I tried reproducing this issue and was unable to crash glusterfs when it's mount point is re-exported as a Samba share. I saw your client logs and there are plenty of messages indicating a possible 'spilt brain' (files from the backend directories are modified, but not from the mount point). Was the backend accessed and files modified to result in a split brain?

Comment 6 Mark 2009-12-02 16:47:05 UTC
(In reply to comment #5)
> The backtrace can be got from the core file using gdb:
> gdb -c <core-file> <glusterfs binary> and then a 'bt' command on the gdb
> prompt.
> I tried reproducing this issue and was unable to crash glusterfs when it's
> mount point is re-exported as a Samba share.

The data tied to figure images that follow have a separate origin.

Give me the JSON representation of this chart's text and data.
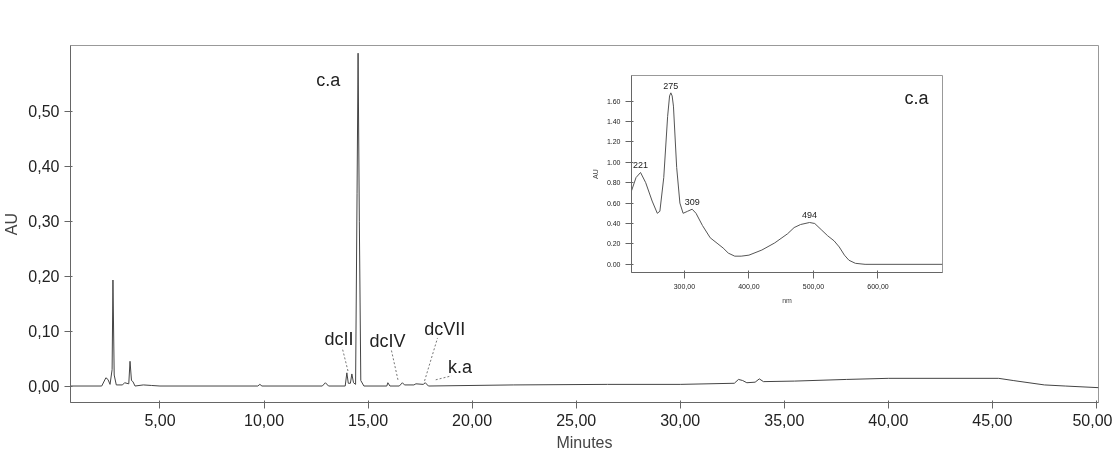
{
  "chart_data": [
    {
      "type": "line",
      "xlabel": "Minutes",
      "ylabel": "AU",
      "xlim": [
        0.7,
        50.1
      ],
      "ylim": [
        -0.03,
        0.62
      ],
      "xticks": [
        {
          "value": 5,
          "label": "5,00"
        },
        {
          "value": 10,
          "label": "10,00"
        },
        {
          "value": 15,
          "label": "15,00"
        },
        {
          "value": 20,
          "label": "20,00"
        },
        {
          "value": 25,
          "label": "25,00"
        },
        {
          "value": 30,
          "label": "30,00"
        },
        {
          "value": 35,
          "label": "35,00"
        },
        {
          "value": 40,
          "label": "40,00"
        },
        {
          "value": 45,
          "label": "45,00"
        },
        {
          "value": 50,
          "label": "50,00"
        }
      ],
      "yticks": [
        {
          "value": 0,
          "label": "0,00"
        },
        {
          "value": 0.1,
          "label": "0,10"
        },
        {
          "value": 0.2,
          "label": "0,20"
        },
        {
          "value": 0.3,
          "label": "0,30"
        },
        {
          "value": 0.4,
          "label": "0,40"
        },
        {
          "value": 0.5,
          "label": "0,50"
        }
      ],
      "grid": false,
      "marker": "none",
      "line_style": "solid",
      "x": [
        0.7,
        2.2,
        2.4,
        2.5,
        2.6,
        2.7,
        2.74,
        2.8,
        2.9,
        3.2,
        3.3,
        3.5,
        3.56,
        3.63,
        3.7,
        3.8,
        4.2,
        4.6,
        5.0,
        9.7,
        9.8,
        9.9,
        12.8,
        12.95,
        13.1,
        13.9,
        13.98,
        14.05,
        14.15,
        14.22,
        14.3,
        14.4,
        14.47,
        14.52,
        14.58,
        14.65,
        14.8,
        15.9,
        15.95,
        16.05,
        16.5,
        16.65,
        16.75,
        17.2,
        17.3,
        17.65,
        17.75,
        17.9,
        22.0,
        26.5,
        30.0,
        32.6,
        32.8,
        33.0,
        33.2,
        33.6,
        33.8,
        34.0,
        35.5,
        38.0,
        40.0,
        45.3,
        46.0,
        47.5,
        48.5,
        50.1
      ],
      "series": [
        {
          "color": "#444444",
          "values": [
            0.0,
            0.0,
            0.015,
            0.012,
            0.003,
            0.03,
            0.193,
            0.02,
            0.002,
            0.002,
            0.006,
            0.004,
            0.045,
            0.01,
            0.008,
            0.0,
            0.002,
            0.001,
            0.0,
            0.0,
            0.003,
            0.0,
            0.0,
            0.006,
            0.0,
            0.0,
            0.024,
            0.005,
            0.005,
            0.022,
            0.006,
            0.003,
            0.35,
            0.606,
            0.3,
            0.01,
            0.0,
            0.0,
            0.006,
            0.0,
            0.0,
            0.006,
            0.002,
            0.002,
            0.004,
            0.003,
            0.006,
            0.0,
            0.002,
            0.003,
            0.003,
            0.005,
            0.012,
            0.01,
            0.006,
            0.007,
            0.013,
            0.008,
            0.009,
            0.012,
            0.014,
            0.014,
            0.01,
            0.002,
            0.0,
            -0.003
          ]
        }
      ],
      "annotations": [
        {
          "text": "c.a",
          "x": 14.52,
          "y": 0.606
        },
        {
          "text": "dcII",
          "x": 14.22,
          "y": 0.022
        },
        {
          "text": "dcIV",
          "x": 16.65,
          "y": 0.006
        },
        {
          "text": "dcVII",
          "x": 17.3,
          "y": 0.004
        },
        {
          "text": "k.a",
          "x": 17.75,
          "y": 0.006
        }
      ]
    },
    {
      "type": "line",
      "xlabel": "nm",
      "ylabel": "AU",
      "xlim": [
        218,
        700
      ],
      "ylim": [
        -0.08,
        1.85
      ],
      "xticks": [
        {
          "value": 300,
          "label": "300,00"
        },
        {
          "value": 400,
          "label": "400,00"
        },
        {
          "value": 500,
          "label": "500,00"
        },
        {
          "value": 600,
          "label": "600,00"
        }
      ],
      "yticks": [
        {
          "value": 0,
          "label": "0.00"
        },
        {
          "value": 0.2,
          "label": "0.20"
        },
        {
          "value": 0.4,
          "label": "0.40"
        },
        {
          "value": 0.6,
          "label": "0.60"
        },
        {
          "value": 0.8,
          "label": "0.80"
        },
        {
          "value": 1.0,
          "label": "1.00"
        },
        {
          "value": 1.2,
          "label": "1.20"
        },
        {
          "value": 1.4,
          "label": "1.40"
        },
        {
          "value": 1.6,
          "label": "1.60"
        }
      ],
      "grid": false,
      "marker": "none",
      "line_style": "solid",
      "x": [
        218,
        225,
        232,
        240,
        250,
        258,
        262,
        268,
        274,
        277,
        279,
        281,
        283,
        288,
        293,
        298,
        305,
        312,
        318,
        328,
        340,
        352,
        360,
        368,
        378,
        388,
        400,
        420,
        440,
        460,
        470,
        480,
        494,
        502,
        512,
        522,
        532,
        540,
        548,
        555,
        565,
        580,
        700
      ],
      "series": [
        {
          "color": "#555555",
          "values": [
            0.72,
            0.85,
            0.9,
            0.8,
            0.62,
            0.5,
            0.52,
            0.85,
            1.45,
            1.65,
            1.68,
            1.65,
            1.55,
            0.95,
            0.6,
            0.5,
            0.52,
            0.54,
            0.5,
            0.38,
            0.26,
            0.2,
            0.16,
            0.11,
            0.08,
            0.08,
            0.09,
            0.14,
            0.21,
            0.3,
            0.36,
            0.39,
            0.41,
            0.4,
            0.34,
            0.28,
            0.23,
            0.17,
            0.09,
            0.04,
            0.01,
            0.0,
            0.0
          ]
        }
      ],
      "annotations": [
        {
          "text": "221",
          "x": 232,
          "y": 0.9
        },
        {
          "text": "275",
          "x": 279,
          "y": 1.68
        },
        {
          "text": "309",
          "x": 312,
          "y": 0.54
        },
        {
          "text": "494",
          "x": 494,
          "y": 0.41
        },
        "c.a"
      ]
    }
  ]
}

I saw your client logs and there
> are plenty of messages indicating a possible 'spilt brain' (files from the
> backend directories are modified, but not from the mount point). Was the
> backend accessed and files modified to result in a split brain?

Node1 Back Trace:

(gdb) bt
#0  0x00002b5c2bd2fd07 in ?? ()
#1  0x00002b5c2bd2ff69 in ?? ()
#2  0x0000000000000098 in ?? ()
#3  0x000000104ae19d5a in ?? ()
#4  0x0000000011696fb0 in ?? ()
#5  0x000000001165b550 in ?? ()
#6  0x0000000000000000 in ?? ()

Node2 Back Trace:

(gdb) bt
#0  0x00002b9f7e775d07 in ?? ()
#1  0x00002b9f7e775f69 in ?? ()
#2  0x0000000000000098 in ?? ()
#3  0x000000104ae15adc in ?? ()
#4  0x0000000012f43e20 in ?? ()
#5  0x0000000012fc0900 in ?? ()
#6  0x0000000000000000 in ?? ()

Comment 7 Pavan Vilas Sondur 2010-02-02 03:57:37 UTC
The logs show a slew of 'split brain' messages. Were there any files modified directly from the backend? I am unable to reproduce this crash, infact, glusterfs mounts being re-exported over samba has been well tested. Can we have remote access to the core if possible, since the backtrace provided is not much use.

Comment 8 Pavan Vilas Sondur 2010-02-16 08:43:42 UTC
Closing this bug due to lack of sufficient data. Please re-open this bug if it surfaces again.